From 11/20/2018, master branch is moved to branch-0.1. New master is backward-compatible.
=========
uReplicator provides the ability to replicate across Kafka clusters in other data centers. Instead of publishing to a single Kafka cluster, you can publish data to multiple regional Kafka clusters and aggregate it all in one Kafka cluster.
=========
Kafka's current (part of 0.8.2) MirrorMaker design consumes data from a given regional Kafka cluster using a Kafka high-level consumer. With this design, rebalancing in the high level consumer (due to a addition/deletion of topics, source cluster problems, network issues and so on) affects all the topics being replicated via that Mirrormaker.

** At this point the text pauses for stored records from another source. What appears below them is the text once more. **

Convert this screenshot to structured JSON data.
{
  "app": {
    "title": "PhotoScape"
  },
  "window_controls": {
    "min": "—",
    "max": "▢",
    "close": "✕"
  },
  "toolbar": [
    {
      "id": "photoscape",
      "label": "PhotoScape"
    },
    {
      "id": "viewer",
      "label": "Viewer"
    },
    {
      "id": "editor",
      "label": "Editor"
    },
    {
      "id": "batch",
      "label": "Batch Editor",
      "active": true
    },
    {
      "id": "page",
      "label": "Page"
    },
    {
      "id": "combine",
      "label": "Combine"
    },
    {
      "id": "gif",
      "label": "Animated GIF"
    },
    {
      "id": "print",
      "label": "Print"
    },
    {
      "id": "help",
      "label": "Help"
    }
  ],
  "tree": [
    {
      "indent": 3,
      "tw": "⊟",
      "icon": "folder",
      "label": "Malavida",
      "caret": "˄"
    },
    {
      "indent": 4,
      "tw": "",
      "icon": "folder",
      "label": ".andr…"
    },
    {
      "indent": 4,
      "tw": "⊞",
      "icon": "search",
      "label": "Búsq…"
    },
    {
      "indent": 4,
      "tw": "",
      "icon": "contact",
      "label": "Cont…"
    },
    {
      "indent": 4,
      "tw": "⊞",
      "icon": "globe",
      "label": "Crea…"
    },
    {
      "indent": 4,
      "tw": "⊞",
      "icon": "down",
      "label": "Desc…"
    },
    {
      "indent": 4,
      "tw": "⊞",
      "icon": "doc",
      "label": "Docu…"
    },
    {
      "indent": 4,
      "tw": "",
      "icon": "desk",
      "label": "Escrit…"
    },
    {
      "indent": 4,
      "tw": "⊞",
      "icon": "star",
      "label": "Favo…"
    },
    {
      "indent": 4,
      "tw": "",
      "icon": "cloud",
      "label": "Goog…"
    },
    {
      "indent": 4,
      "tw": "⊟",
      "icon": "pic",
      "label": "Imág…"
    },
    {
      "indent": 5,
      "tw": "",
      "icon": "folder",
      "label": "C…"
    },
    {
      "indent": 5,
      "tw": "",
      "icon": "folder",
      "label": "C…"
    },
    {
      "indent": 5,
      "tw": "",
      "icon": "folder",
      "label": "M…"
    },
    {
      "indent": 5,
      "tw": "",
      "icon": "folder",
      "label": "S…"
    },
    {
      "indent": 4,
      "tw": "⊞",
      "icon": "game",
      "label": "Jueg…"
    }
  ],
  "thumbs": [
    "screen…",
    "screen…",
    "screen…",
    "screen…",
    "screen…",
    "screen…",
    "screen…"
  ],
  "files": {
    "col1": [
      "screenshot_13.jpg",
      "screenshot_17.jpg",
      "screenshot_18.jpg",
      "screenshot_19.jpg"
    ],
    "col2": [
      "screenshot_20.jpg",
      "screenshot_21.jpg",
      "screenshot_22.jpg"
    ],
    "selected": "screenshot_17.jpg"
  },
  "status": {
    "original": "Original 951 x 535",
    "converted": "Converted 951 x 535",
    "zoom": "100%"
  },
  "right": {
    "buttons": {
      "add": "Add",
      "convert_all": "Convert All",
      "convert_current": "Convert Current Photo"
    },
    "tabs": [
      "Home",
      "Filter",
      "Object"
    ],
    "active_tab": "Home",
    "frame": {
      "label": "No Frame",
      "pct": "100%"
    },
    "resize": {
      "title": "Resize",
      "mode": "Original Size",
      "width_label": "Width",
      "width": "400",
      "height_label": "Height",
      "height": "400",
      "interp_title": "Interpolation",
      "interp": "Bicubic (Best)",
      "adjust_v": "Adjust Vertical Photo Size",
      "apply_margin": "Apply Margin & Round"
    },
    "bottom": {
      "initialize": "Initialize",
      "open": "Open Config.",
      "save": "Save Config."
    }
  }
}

- Stability: Rebalance only occurs during startup (when a node is added/deleted)
- Simple operations: Easy to scale up cluster, no server restart for whitelisting topics
- High throughput: Max offset lag is consistently 0.
- Time SLA (~5min)
Check out the uReplicator project:
git clone [email protected]:uber/uReplicator.git
cd uReplicator
This project contains everything (both mirrormaker-controller and mirrormaker-worker) you’ll need to run uReplicator.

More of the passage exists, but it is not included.